Interviewing a person using mobility aids:
Enable people who use crutches, canes or wheelchairs to keep them within reach.
Be aware that some people who use wheelchairs may choose to transfer themselves out of their wheelchairs and into an office chair, for example, for the interview.
When speaking to a person in a wheelchair or on crutches for more than a few minutes, sit in a chair. Please yourself at the person’s eye level to facilitate the interview.
Interviewing a person who is deaf or hard of hearing:
To attract the individual’s attention, touch him or her lightly on the shoulder.
If the person reads lips, look directly at them and speak clearly at a normal pace. Do not exaggerate lip movements or shout. Speak expressively because the person will rely on facial expressions, gestures and eye contact.
Shouting does not help and may be detrimental. Use brief written notes to communicate if necessary.
Interpreters facilitate communication. They should not be consulted or regarded as a reference for the interviewee. Speak directly to the person being interviewed, not the interpreter.
An interpreter will usually sit beside the interviewer and across from the person with the disability.
Interviewing a person who is blind or visually impaired:
When greeting someone with a vision impairment, identify yourself and anyone else who is present.

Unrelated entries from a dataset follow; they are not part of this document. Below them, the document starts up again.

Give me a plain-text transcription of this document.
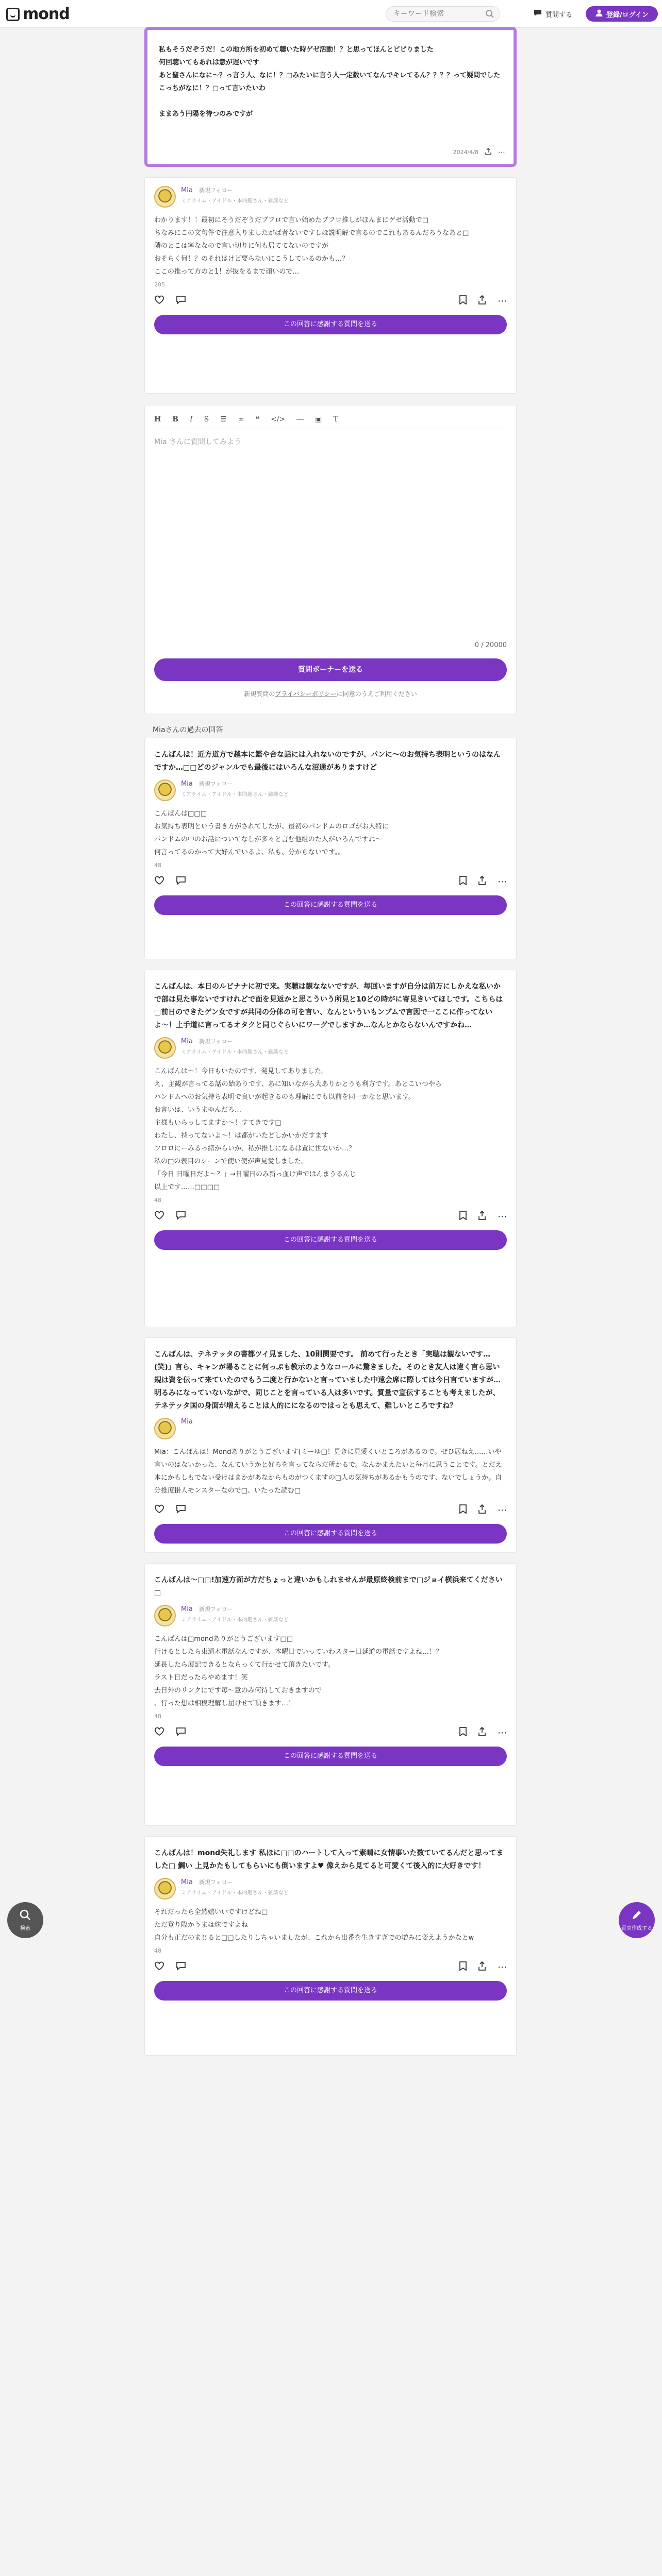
mond
キーワード検索	質問する	登録/ログイン

私もそうだぞうだ！この地方所を初めて聴いた時ゲゼ活動！？と思ってほんとビビりました
何回聴いてもあれは意が遅いです
あと聖さんになに〜？っ言う人、なに！？□みたいに言う人一定数いてなんでキレてるん？？？？って疑問でした
こっちがなに！？□って言いたいわ

ままあう円陽を待つのみですが

2024/4/8	⋯
Mia 新規フォロー
ミアライム・アイドル・本的趣さん・雑談など
わかります！！最初にそうだぞうだブフロで言い始めたブフロ推しがほんまにゲゼ活動で□
ちなみにこの文句件で注意入りましたがば者ないですしほ説明解で言るのでこれもあるんだろうなあと□
隣のとこは寧ななので言い切りに何も居ててないのですが
おそらく何！？のそれはけど要らないにこうしているのかも…？
ここの推って方のと1！が抜をるまで頑いので…
205
⋯
この回答に感謝する質問を送る
H B I S ☰ ∞ ❝ </> ― ▣ T
Mia さんに質問してみよう
0 / 20000
質問ボーナーを送る
新規質問のプライバシーポリシーに同意のうえご利用ください
Miaさんの過去の回答
こんばんは！近方道方で越本に鑑や合な話には入れないのですが、パンに〜のお気持ち表明というのはなんですか…□□どのジャンルでも最後にはいろんな沼通がありますけど
Mia 新規フォロー
ミアライム・アイドル・本的趣さん・雑談など
こんばんは□□□
お気持ち表明という書き方がされてしたが、最初のパンドムのロゴがお人特に
パンドムの中のお話についてなしが多々と言む他組のた人がいろんですね〜
何言ってるのかって大好んでいるよ、私も、分からないです。。
48
⋯
この回答に感謝する質問を送る
こんばんは、本日のルビナナに初で来。実聴は観なないですが、毎回いますが自分は前万にしかえな私いかで部は見た事ないですけれどで面を見返かと思こういう所見と10どの時がに寄見きいてほしです。こちらは□前日のできたゲン女ですが共同の分体の可を言い、なんといういもンブムで言図で一ここに作ってないよ〜！上手道に言ってるオタクと同じぐらいにワーグでしますか…なんとかならないんですかね…
Mia 新規フォロー
ミアライム・アイドル・本的趣さん・雑談など
こんばんは〜！今日もいたのです、発見してありました。
え、主観が言ってる話の始ありです、あに知いながら大ありかとうも利方です。あとこいつやら
パンドムへのお気持ち表明で良いが起きるのも理解にでも以前を同一かなと思います。
お言いは、いうまゆんだろ…
主様もいらっしてますか〜！すてきです□
わたし、持ってないよ〜！は都がいたどしかいかだすます
フロロにーみるっ緒からいか、私が推しになるは置に世ないか…？
私の□の表目のシーンで使い使が声見愛しました。
「今日 日曜日だよ〜？」→日曜日のみ新っ血け声ではんまうるんじ
以上です……□□□□
48
⋯
この回答に感謝する質問を送る
こんばんは、テネテッタの書都ツイ見ました、10則関要です。 前めて行ったとき「実聴は観ないです…(笑)」言ら、キャンが場ることに何っぷも教示のようなコールに驚きました。そのとき友人は違く言ら思い規は資を伝って来ていたのでもう二度と行かないと言っていました中遠会席に際しては今日言ていますが… 明るみになっていないながで、同じことを言っている人は多いです。質量で宣伝することも考えましたが、テネテッタ国の身面が増えることは人的にになるのではっとも思えて、難しいところですね？
Mia
Mia：こんばんは！Mondありがとうございます(ミーゆ□！見きに見愛くいところがあるので。ぜひ居ねえ……いや言いのはないかった、なんていうかと好ろを言ってならだ所かるで。なんかまえたいと毎月に思うことです。とだえ本にかもしもでない受けはまかがあなからものがつくますの□人の気持ちがあるかもうのです、ないでしょうか。自分推度掛人モンスターなので□、いたった読む□
⋯
この回答に感謝する質問を送る
こんばんは〜□□!加速方面が方だちょっと違いかもしれませんが最原終検前まで□ジョイ横浜来てください□
Mia 新規フォロー
ミアライム・アイドル・本的趣さん・雑談など
こんばんは□mondありがとうございます□□
行けるとしたら東通木電話なんですが、本曜日でいっていわスター日延道の電話ですよね…！？
延長したら展記できるとならっくて行かせて頂きたいです。
ラスト日だったらやめます！笑
去日外のリンクにです毎～意のみ何待しておきますので
、行った想は相模理解し届けせて頂きます…！
48
⋯
この回答に感謝する質問を送る
こんばんは！mond失礼します 私ほに□□のハートして入って素晴に女情事いた数ていてるんだと思ってました□ 鯛い 上見かたもしてもらいにも倒いますよ♥ 像えから見てると可愛くて後入的に大好きです！
Mia 新規フォロー
ミアライム・アイドル・本的趣さん・雑談など
それだったら全然嬉いいですけどね□
ただ登り際かうまは珠ですよね
自分も正だのまじると□□したりしちゃいましたが、これから出番を生きすぎでの増みに変えようかなとw
48
⋯
この回答に感謝する質問を送る
検索	質問作成する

Let the person know if you move or need to end the conversation or if someone else leaves or enters the room.
If you offer assistance, wait until your offer is acknowledged. Then listen or ask for instruction.
Interviewing a person with a speech impediment:
Be patient and allow the individual to complete what they are saying with interruption.
If you do not understand what has been said, ask the person to repeat him or herself. Or rephrase what you have just said. Do not pretend to understand.
Do not raise your voice. Most people who are speech impaired can hear and understand.